Romilly (1757–1818). Sir Samuel Romilly, the English lawyer and law reformer, devoted his energies to
changes in the harsh criminal codes. His efforts secured the repeal of many Elizabethan capital statutes and
numerous other harsh and irrational laws. He also influenced the construction of the first modern English
prison.
Peel (1788–1850). Sir Robert Peel, the English statesman, member of Parliament, and prime minister,
influenced legislation that reformed the criminal law. He established the Irish constabulary (called the
“Peelers”) and pushed the legislation that created the London Metropolitan Police (the “bobbies”) both named
after him.
CLASS PROJECTS AND DISCUSSION TOPICS
A student trip to a state prison or local jail can usually be arranged. Many jurisdictions permit it, and a few even
encourage it as an exercise in deterrence.

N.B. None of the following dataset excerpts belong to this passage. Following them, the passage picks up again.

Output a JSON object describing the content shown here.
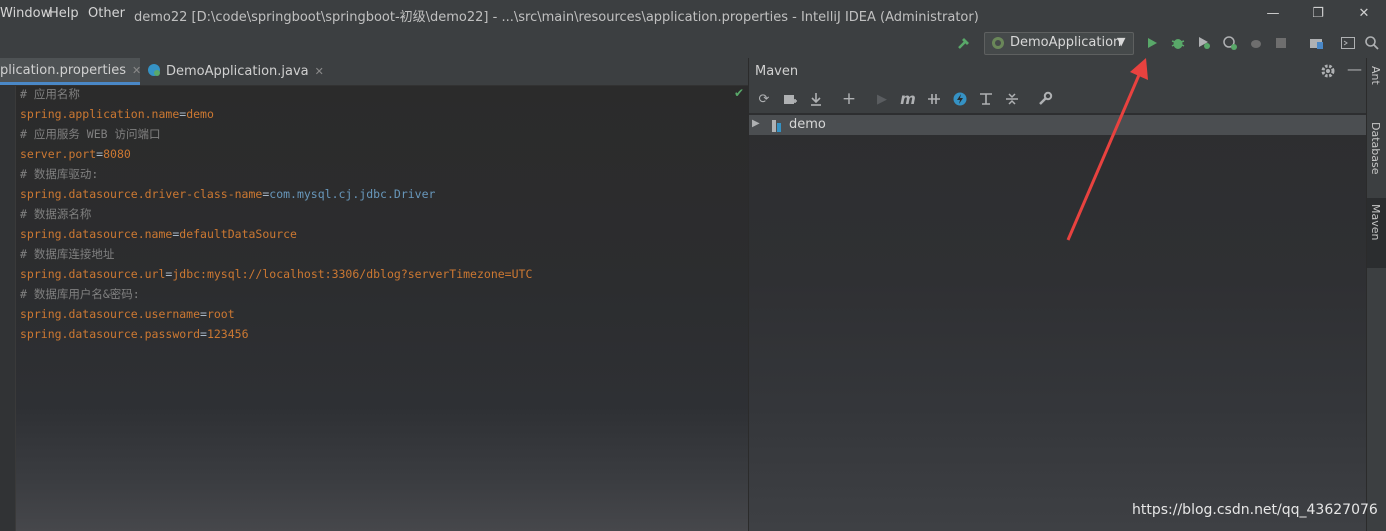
{
  "menu": [
    "Window",
    "Help",
    "Other"
  ],
  "window_title": "demo22 [D:\\code\\springboot\\springboot-初级\\demo22] - ...\\src\\main\\resources\\application.properties - IntelliJ IDEA (Administrator)",
  "toolbar": {
    "run_config": "DemoApplication"
  },
  "tabs": [
    {
      "label": "plication.properties",
      "active": true
    },
    {
      "label": "DemoApplication.java",
      "active": false
    }
  ],
  "editor": {
    "lines": [
      {
        "comment": "# 应用名称"
      },
      {
        "key": "spring.application.name",
        "eq": "=",
        "value": "demo"
      },
      {
        "comment": "# 应用服务 WEB 访问端口"
      },
      {
        "key": "server.port",
        "eq": "=",
        "value": "8080"
      },
      {
        "comment": "# 数据库驱动:"
      },
      {
        "key": "spring.datasource.driver-class-name",
        "eq": "=",
        "value": "com.mysql.cj.jdbc.Driver"
      },
      {
        "comment": "# 数据源名称"
      },
      {
        "key": "spring.datasource.name",
        "eq": "=",
        "value": "defaultDataSource"
      },
      {
        "comment": "# 数据库连接地址"
      },
      {
        "key": "spring.datasource.url",
        "eq": "=",
        "value": "jdbc:mysql://localhost:3306/dblog?serverTimezone=UTC"
      },
      {
        "comment": "# 数据库用户名&密码:"
      },
      {
        "key": "spring.datasource.username",
        "eq": "=",
        "value": "root"
      },
      {
        "key": "spring.datasource.password",
        "eq": "=",
        "value": "123456"
      }
    ]
  },
  "maven": {
    "title": "Maven",
    "tree": [
      {
        "label": "demo"
      }
    ]
  },
  "right_stripe": [
    "Ant",
    "Database",
    "Maven"
  ],
  "watermark": "https://blog.csdn.net/qq_43627076",
  "colors": {
    "run": "#59a869",
    "debug": "#59a869",
    "annotation_arrow": "#e8423f",
    "accent_tab": "#4a88c7"
  }
}
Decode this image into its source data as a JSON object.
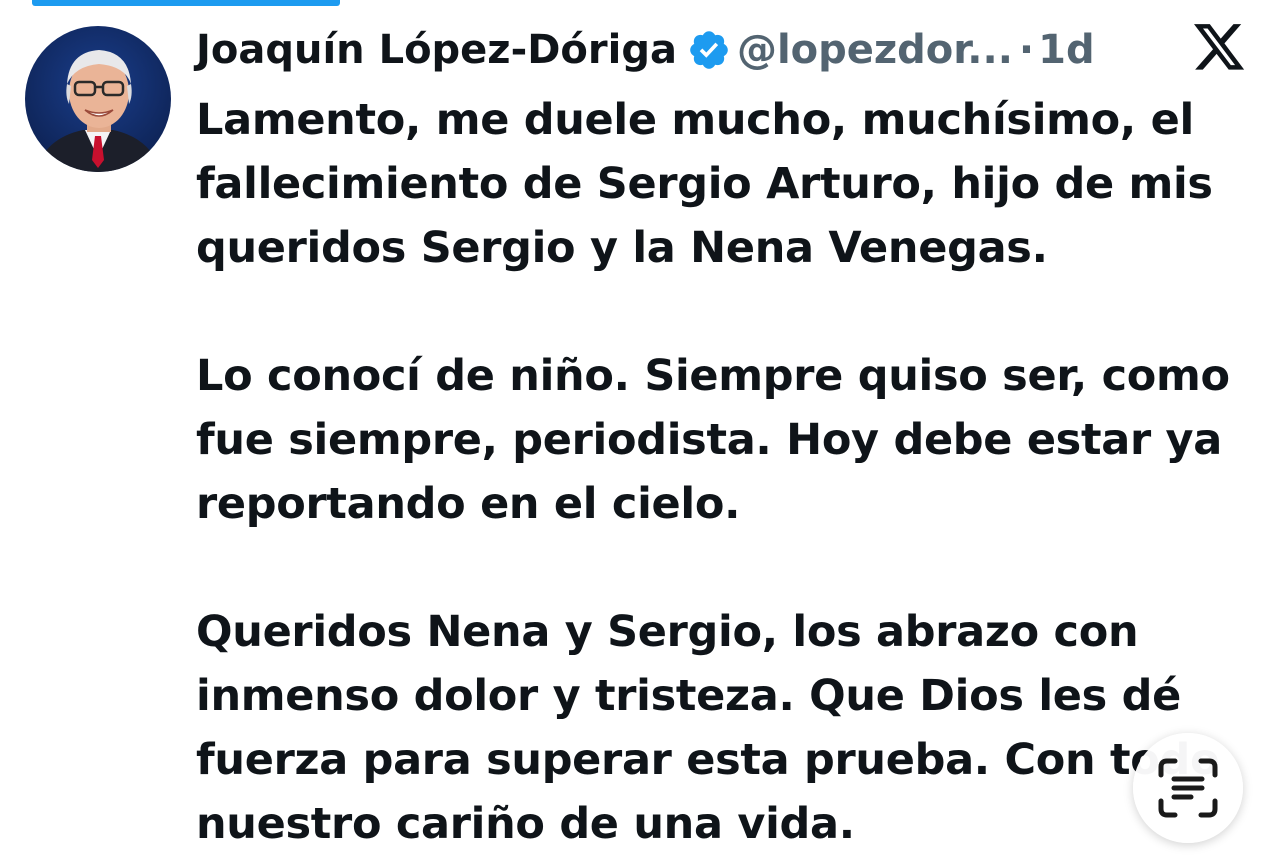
{
  "tweet": {
    "author": {
      "display_name": "Joaquín López-Dóriga",
      "handle": "@lopezdor...",
      "verified": true,
      "avatar_icon": "profile-photo"
    },
    "separator": "·",
    "time": "1d",
    "platform_icon": "x-logo-icon",
    "paragraphs": [
      [
        "Lamento, me duele mucho, muchísimo, el",
        "fallecimiento de Sergio Arturo, hijo de mis",
        "queridos Sergio y la Nena Venegas."
      ],
      [
        "Lo conocí de niño. Siempre quiso ser, como",
        "fue siempre, periodista. Hoy debe estar ya",
        "reportando en el cielo."
      ],
      [
        "Queridos Nena y Sergio, los abrazo con",
        "inmenso dolor y tristeza. Que Dios les dé",
        "fuerza para superar esta prueba. Con todo",
        "nuestro cariño de una vida."
      ]
    ]
  },
  "overlay": {
    "live_text_icon": "live-text-scan-icon"
  },
  "colors": {
    "text_primary": "#0f1419",
    "text_secondary": "#536471",
    "accent": "#1d9bf0",
    "background": "#ffffff"
  }
}
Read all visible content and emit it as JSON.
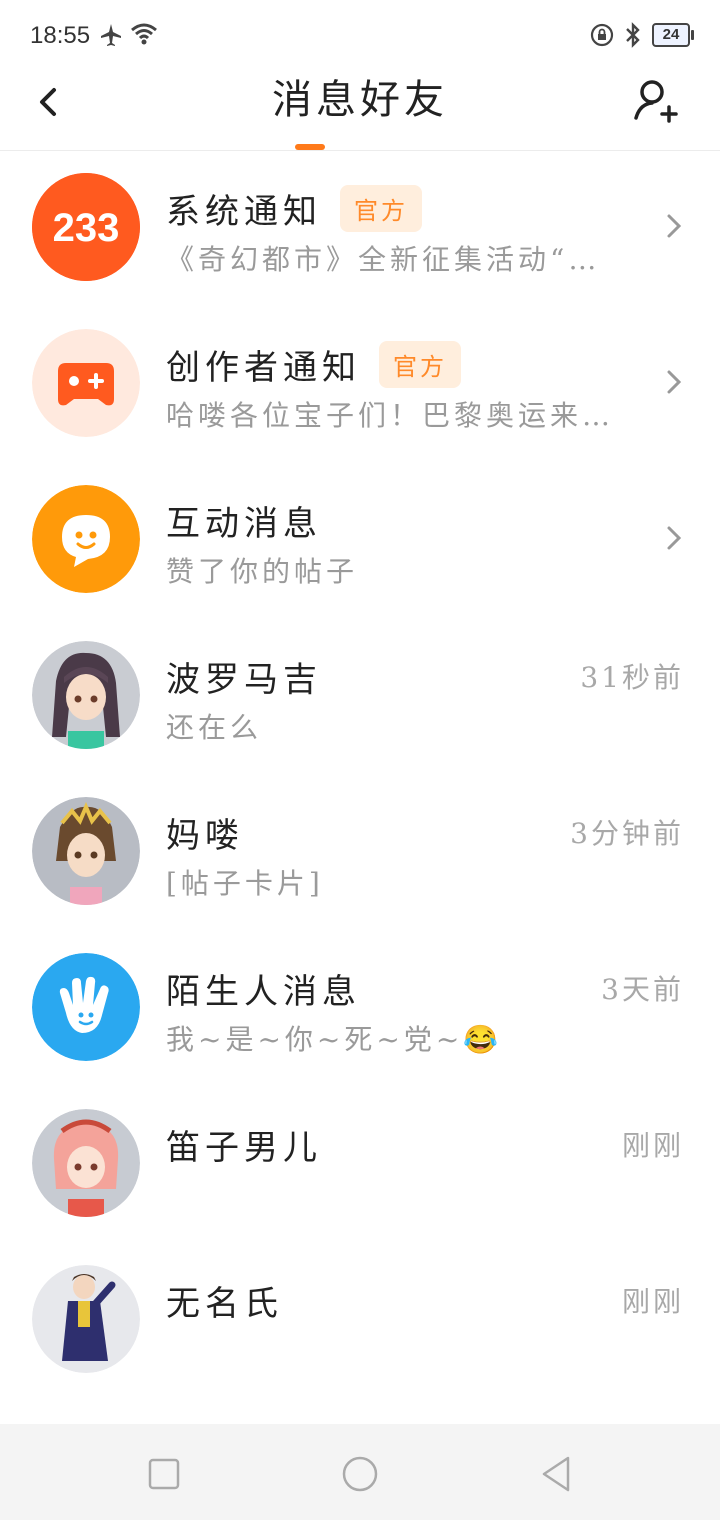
{
  "status_bar": {
    "time": "18:55",
    "battery": "24",
    "icons_left": [
      "airplane-icon",
      "wifi-icon"
    ],
    "icons_right": [
      "lock-rotation-icon",
      "bluetooth-icon",
      "battery-icon"
    ]
  },
  "header": {
    "title": "消息好友",
    "accent_color": "#ff7a1a"
  },
  "messages": [
    {
      "name": "系统通知",
      "badge": "官方",
      "preview": "《奇幻都市》全新征集活动“…",
      "time": "",
      "avatar": "233-logo",
      "avatar_text": "233",
      "avatar_color": "#ff4d1a"
    },
    {
      "name": "创作者通知",
      "badge": "官方",
      "preview": "哈喽各位宝子们！巴黎奥运来…",
      "time": "",
      "avatar": "gamepad-icon",
      "avatar_color": "#ffe9de"
    },
    {
      "name": "互动消息",
      "badge": "",
      "preview": "赞了你的帖子",
      "time": "",
      "avatar": "chat-smile-icon",
      "avatar_color": "#ff9a0a"
    },
    {
      "name": "波罗马吉",
      "badge": "",
      "preview": "还在么",
      "time": "31秒前",
      "avatar": "character-avatar-1"
    },
    {
      "name": "妈喽",
      "badge": "",
      "preview": "[帖子卡片]",
      "time": "3分钟前",
      "avatar": "character-avatar-2"
    },
    {
      "name": "陌生人消息",
      "badge": "",
      "preview": "我~是~你~死~党~😂",
      "time": "3天前",
      "avatar": "wave-hand-icon",
      "avatar_color": "#2aa8f0"
    },
    {
      "name": "笛子男儿",
      "badge": "",
      "preview": "",
      "time": "刚刚",
      "avatar": "character-avatar-3"
    },
    {
      "name": "无名氏",
      "badge": "",
      "preview": "",
      "time": "刚刚",
      "avatar": "character-avatar-4"
    }
  ],
  "nav": {
    "icons": [
      "recent-apps-icon",
      "home-icon",
      "back-nav-icon"
    ]
  }
}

For students on the West Coast, a trip to Alcatraz is strongly recommended. The prison is maintained by the
National Park Service. It can be reached by motor launch from San Francisco’s Fisherman’s Wharf. Park
Service staff provide an excellent tour through the prison; picture taking is encouraged, and visitors are
permitted to be locked in the “hole.” Taking a picture in Al Capone’s cell is not possible, however, since even
the park officials have no idea which one was his.